Ho lavorato anche in un laboratorio di fisica (! ndar). Alcune mie sperimentazioni si rifanno proprio a quell'esperienza.
E'
troppo azzardato, vedendo
le opere di 15 anni fa, pensare ad un esercizio di critica del Socialismo, laddove
le
ultime fanno più pensare alla constatazione del Capitalismo?
No,
non c'è nessun riferimento politico di quel tipo, cioè quello che intendo
rappresentare è l'instabilità. Noi abbiamo distrutto un po' tutto, senza
sostituirlo… c'erano un'infinità di certezze, la società con le sue
ingiustizie… noi le abbiamo
eliminate con le rivoluzioni degli anni '60/'70, demolendo senza costruire
niente, non avendo nulla da contrapporre se non delle idee velleitarie… e quello che
io sento è che siamo ad un livello di civiltà tra i più bassi degli ultimi
5/600 anni e l'instabilità di tutto. Non ci sono più certezze, non ci sono più
regole… ognuno vive e si crea le proprie. Non ci sono punti fermi a cui fare
riferimento. Per questo (le opere) sono delle forme instabili, crollano… Cerco
di rappresentare l'epoca in cui vivo.
Però nelle prime opere c'è più la presenza di uno stato ancora concepito come un insieme di regole…
Sì, in embrione c'era l'idea di modificare una forma, ma io sono molto lento nel lavoro, non ho dei cambiamenti repentini… quando ho cominciato gli ultimi lavori ero molto insoddisfatto di queste forme e cercavo di modificarle… però è stato un processo di modificazione lento. Poi logicamente il momento di passaggio è violento.

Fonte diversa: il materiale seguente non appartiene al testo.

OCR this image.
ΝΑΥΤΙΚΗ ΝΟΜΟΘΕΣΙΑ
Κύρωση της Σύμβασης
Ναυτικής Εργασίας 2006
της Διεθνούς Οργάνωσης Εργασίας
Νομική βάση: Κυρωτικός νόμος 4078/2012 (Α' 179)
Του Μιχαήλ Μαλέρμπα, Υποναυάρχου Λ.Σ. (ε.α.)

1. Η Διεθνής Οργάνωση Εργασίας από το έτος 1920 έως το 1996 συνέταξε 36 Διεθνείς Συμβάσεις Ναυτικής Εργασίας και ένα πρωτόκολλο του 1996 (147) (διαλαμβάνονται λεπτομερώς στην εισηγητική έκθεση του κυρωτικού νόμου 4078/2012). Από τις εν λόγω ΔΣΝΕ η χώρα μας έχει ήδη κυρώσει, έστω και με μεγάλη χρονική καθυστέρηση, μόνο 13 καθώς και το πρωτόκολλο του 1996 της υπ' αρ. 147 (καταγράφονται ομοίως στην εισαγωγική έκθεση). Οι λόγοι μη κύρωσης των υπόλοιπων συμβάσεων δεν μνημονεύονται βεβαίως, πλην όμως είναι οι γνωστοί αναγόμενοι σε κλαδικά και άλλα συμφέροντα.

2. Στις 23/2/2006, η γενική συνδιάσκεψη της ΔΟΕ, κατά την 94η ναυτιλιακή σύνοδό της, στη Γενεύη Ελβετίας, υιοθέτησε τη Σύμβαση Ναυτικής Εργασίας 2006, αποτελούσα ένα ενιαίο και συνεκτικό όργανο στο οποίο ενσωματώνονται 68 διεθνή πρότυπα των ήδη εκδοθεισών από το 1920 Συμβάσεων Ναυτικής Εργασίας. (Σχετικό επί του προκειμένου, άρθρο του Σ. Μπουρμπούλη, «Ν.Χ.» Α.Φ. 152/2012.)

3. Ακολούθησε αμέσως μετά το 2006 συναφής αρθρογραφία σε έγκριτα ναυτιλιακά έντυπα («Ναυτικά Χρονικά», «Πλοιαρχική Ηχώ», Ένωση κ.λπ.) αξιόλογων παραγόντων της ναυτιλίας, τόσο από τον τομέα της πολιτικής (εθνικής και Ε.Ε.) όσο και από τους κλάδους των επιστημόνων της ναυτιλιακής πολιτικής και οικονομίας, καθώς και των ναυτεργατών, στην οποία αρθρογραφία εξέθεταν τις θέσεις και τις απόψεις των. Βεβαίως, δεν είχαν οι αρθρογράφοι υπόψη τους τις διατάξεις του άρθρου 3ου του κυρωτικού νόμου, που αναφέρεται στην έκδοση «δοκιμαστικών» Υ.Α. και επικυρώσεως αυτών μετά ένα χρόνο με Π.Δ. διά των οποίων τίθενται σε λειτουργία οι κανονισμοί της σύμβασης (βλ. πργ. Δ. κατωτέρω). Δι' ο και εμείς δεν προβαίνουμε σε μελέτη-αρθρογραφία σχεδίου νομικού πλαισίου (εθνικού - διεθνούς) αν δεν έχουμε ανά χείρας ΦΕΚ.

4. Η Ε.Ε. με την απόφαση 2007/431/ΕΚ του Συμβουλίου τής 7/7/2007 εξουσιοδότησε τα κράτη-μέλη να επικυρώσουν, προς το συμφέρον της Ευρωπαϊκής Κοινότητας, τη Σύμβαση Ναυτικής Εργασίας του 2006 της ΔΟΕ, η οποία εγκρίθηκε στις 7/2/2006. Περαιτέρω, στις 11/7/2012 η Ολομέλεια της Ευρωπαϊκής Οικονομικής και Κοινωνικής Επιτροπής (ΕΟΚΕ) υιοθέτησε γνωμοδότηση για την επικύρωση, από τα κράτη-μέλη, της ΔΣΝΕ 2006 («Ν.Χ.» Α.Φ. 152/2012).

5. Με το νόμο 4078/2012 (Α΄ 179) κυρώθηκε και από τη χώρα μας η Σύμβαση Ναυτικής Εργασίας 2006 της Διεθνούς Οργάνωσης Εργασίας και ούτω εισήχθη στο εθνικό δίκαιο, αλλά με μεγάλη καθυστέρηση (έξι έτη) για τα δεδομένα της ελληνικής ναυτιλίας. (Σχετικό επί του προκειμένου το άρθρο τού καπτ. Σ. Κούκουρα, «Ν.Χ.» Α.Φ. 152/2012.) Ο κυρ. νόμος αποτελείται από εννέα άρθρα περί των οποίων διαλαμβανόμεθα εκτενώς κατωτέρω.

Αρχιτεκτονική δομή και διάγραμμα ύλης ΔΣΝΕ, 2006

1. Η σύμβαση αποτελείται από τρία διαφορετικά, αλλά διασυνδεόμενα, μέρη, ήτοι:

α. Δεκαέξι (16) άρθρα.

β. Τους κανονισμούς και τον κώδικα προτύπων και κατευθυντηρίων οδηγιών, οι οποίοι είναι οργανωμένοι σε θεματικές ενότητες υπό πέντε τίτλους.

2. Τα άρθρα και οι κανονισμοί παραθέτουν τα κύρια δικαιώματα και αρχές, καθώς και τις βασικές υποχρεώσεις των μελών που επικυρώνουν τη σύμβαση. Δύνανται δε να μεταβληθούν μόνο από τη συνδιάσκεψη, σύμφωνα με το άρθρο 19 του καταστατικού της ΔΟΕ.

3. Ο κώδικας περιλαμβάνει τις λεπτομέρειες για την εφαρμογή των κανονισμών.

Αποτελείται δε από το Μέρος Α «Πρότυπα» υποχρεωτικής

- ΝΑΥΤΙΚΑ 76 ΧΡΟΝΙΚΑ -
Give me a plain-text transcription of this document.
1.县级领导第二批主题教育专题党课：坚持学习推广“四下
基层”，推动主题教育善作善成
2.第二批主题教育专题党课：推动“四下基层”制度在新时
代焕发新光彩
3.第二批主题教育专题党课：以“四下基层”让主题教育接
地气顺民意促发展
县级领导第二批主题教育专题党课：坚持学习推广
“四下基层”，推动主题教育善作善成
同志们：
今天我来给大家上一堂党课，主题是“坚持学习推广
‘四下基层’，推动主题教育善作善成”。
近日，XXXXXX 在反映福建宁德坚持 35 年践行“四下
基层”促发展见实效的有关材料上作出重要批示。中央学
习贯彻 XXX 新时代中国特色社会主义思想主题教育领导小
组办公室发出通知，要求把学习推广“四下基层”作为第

E non è stato facile fare accettare i tuoi nuovi lavori, anche ai galleristi.
Siamo sempre lì, il mercante è il mercante. Quelle cose erano già conosciute, consolidate… Quei mercanti che hanno idee, che ricercano nuovi talenti, non hanno i mezzi, mentre i mezzi li ha chi arriva un momento dopo, quando l'artista è ormai consolidato. In questo modo il loro guadagno ce l'hanno sempre…
Certo che è stato un
passaggio piuttosto coraggioso.
Anche perché mi sono sempre più convinto che esiste un binomio tra scultura e architettura. Cioè la scultura, in fondo, è un'architettura in piccolo. Io ho fatto dei lavori di costruzione, come una grande porta in un appartamento. Il problema è che manca la collaborazione tra artista e architetto fin dalla prima fase della progettazione: così l'architetto fa il lavoro e poi dice: "mettimi delle decorazioni". Invece il lavoro andrebbe fatto in comune, progettando insieme. Altrimenti allo scultore non resta che tappare un buco che l'architetto non sa come risolvere.
Altrimenti rischi di
creare un
altro Piazzale Cadorna…
Sì, quello è un esempio di architettura sbagliata. L'ago è bello, però è troppo piccolo, in rapporto alla piazza… ci vorrebbe una cosa che spacca tutto, anche perché è una piazza composita… in più c'è quel lavoro della Gae Aulenti, che è proprio brutto! Allora, com'è andata l'intervista?